Barely an hour goes by without another revelation about the Danske Bank money-laundering scandal, which has seen around 1.5 trillion kroner pass through its Estonian branch to line the pockets of criminals, rogue governments and crooked politicians.
The EU Commission, along with three US authorities – Justice Department, Ministry of Finance and the American Financial Supervisory Authority – have all this week declared their intention to investigate the matter, as well as Britain’s National Crime Agency.
FSA warnings ignored
Additionally, the EU Commission also intends to investigate the Danish Financial Supervisory Authority (FSA), and it has enlisted the help of the European Bank Public Authority.

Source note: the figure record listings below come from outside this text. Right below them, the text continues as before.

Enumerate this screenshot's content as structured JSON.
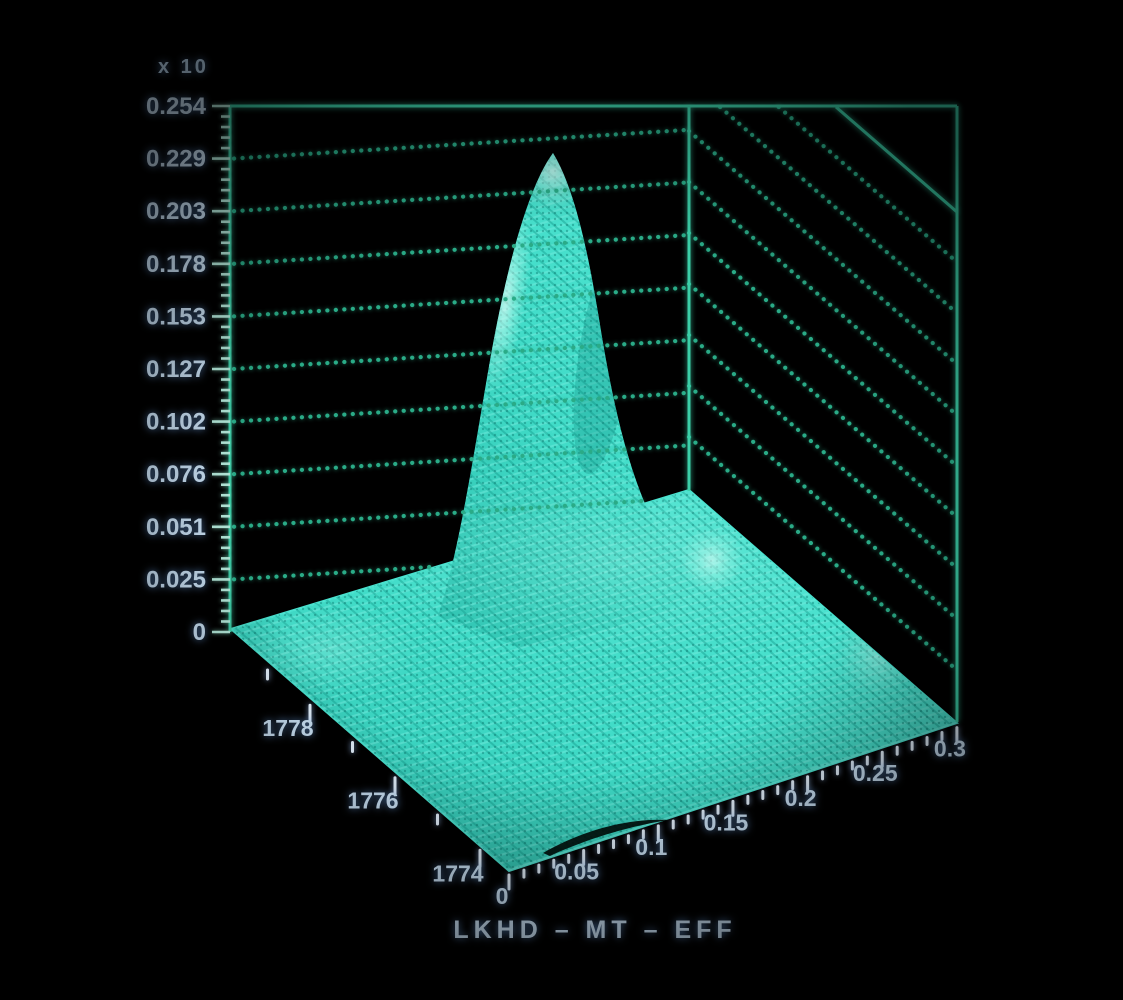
{
  "window": {
    "background": "#000000"
  },
  "chart_data": {
    "type": "3d-surface",
    "title": "LKHD – MT – EFF",
    "subtitle": "",
    "legend": null,
    "z_axis": {
      "multiplier": "x 10",
      "tick_labels": [
        "0.254",
        "0.229",
        "0.203",
        "0.178",
        "0.153",
        "0.127",
        "0.102",
        "0.076",
        "0.051",
        "0.025",
        "0"
      ],
      "range": [
        0,
        0.254
      ],
      "minor_ticks_per_interval": 4
    },
    "mt_axis": {
      "tick_labels": [
        "1778",
        "1776",
        "1774"
      ],
      "direction": "front-left edge, values decrease toward viewer",
      "minor_tick_step": 1
    },
    "eff_axis": {
      "tick_labels": [
        "0",
        "0.05",
        "0.1",
        "0.15",
        "0.2",
        "0.25",
        "0.3"
      ],
      "range": [
        0,
        0.3
      ],
      "minor_ticks_per_interval": 4
    },
    "surface": {
      "description": "single sharp gaussian-like likelihood peak rising from a flat skirt that covers the whole floor",
      "peak": {
        "mt": "≈1776.5",
        "eff": "≈0.1",
        "height": "≈0.23"
      },
      "floor_level": 0
    },
    "walls": {
      "left_wall": "dotted horizontal z-level gridlines from each labeled y tick to the back corner",
      "right_wall": "parallel dotted diagonal z-level gridlines, topmost line drawn solid"
    },
    "style": {
      "frame_line_color": "#3ccfa8",
      "grid_dot_color": "#2aab87",
      "surface_color": "#41dcc8",
      "surface_highlight": "#b9fff2",
      "label_color": "#cfe7fb",
      "background": "#000000"
    }
  }
}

The FSA might feel aggrieved as it warned Danske Bank and Russia’s central bank in 2007, 2009, 2010, 2013, 2014 and 2015 about the suspicious transactions, during which time an estimated 1.5 trillion kroner was laundered – a sum that is 215 times the original estimate of 7 billion kroner reported in March 2017.
Net is widening
Meanwhile, Deutsche Bank and Citigroup are also facing some heat over allegations they have been involved in the Estonian money laundering.
And a US law firm, Bronstein, Gewirtz & Grossman, is preparing a lawsuit against Danske Bank on behalf of some of the bank’s US-based shareholders.
DR preparing redundancy package for 400 workers
Only 60 DR employees have so far accepted a voluntary redundancy package, leaving the national broadcaster with the job of laying off another 340 workers. The deadline to take the package expired on Monday. Around 22 of the 60 were journalists. The rest of the redundancies will be confirmed on October 10.
Tryk’s acquisition of Alka deferred over concerns
The Konkurrence- og Forbrugerstyrelsen competition and consumer authority has not approved Tryk’s acquisition of the insurance company Alka, instead choosing to defer its decision. It is believed the authority is concerned about the effect of the transaction on the dynamics of the Danish insurance market. Alka has around 380,000 customers, and the acquisition would boost Tryk’s market share in Denmark to more than 20 percent.
Region’s costly lay-offs
Central Midtjylland’s decision to lay off three of its executives will end up costing it 8 million kroner, reports TV2. According to the contract of regional head Jacob Stengaard Madsen, for example, he won’t formally leave his post until 15 October 2019. For 12-and-a-half months he will be paid his salary, amounting to 2,416,667 kroner, along with a redundancy handshake of 2,230,769 kroner. The settlement is in line with what is stipulated in the Central Agreement for Regional Employees.
Foreign credit cards hit society much harder than Danish ones
Payments using foreign credit cards end up costing society ten times as much as Danish ones, according to a study by Nationalbanken. Just the transaction itself, 2.40 kroner compared to 13.70 kroner using a foreign one, is considerably cheaper. Nevertheless, many banks continue to push foreign cards onto their customers instead of Danish ones, the report concluded.
Time up for the 1,000 kroner note?
Banks interest organisation Finans Danmark has recommended withdrawing the Danish 1,000 kroner note from circulation due to its widespread usage by criminals. Parliament recently ruled that it will no longer be possible to use 500-euro notes in Denmark.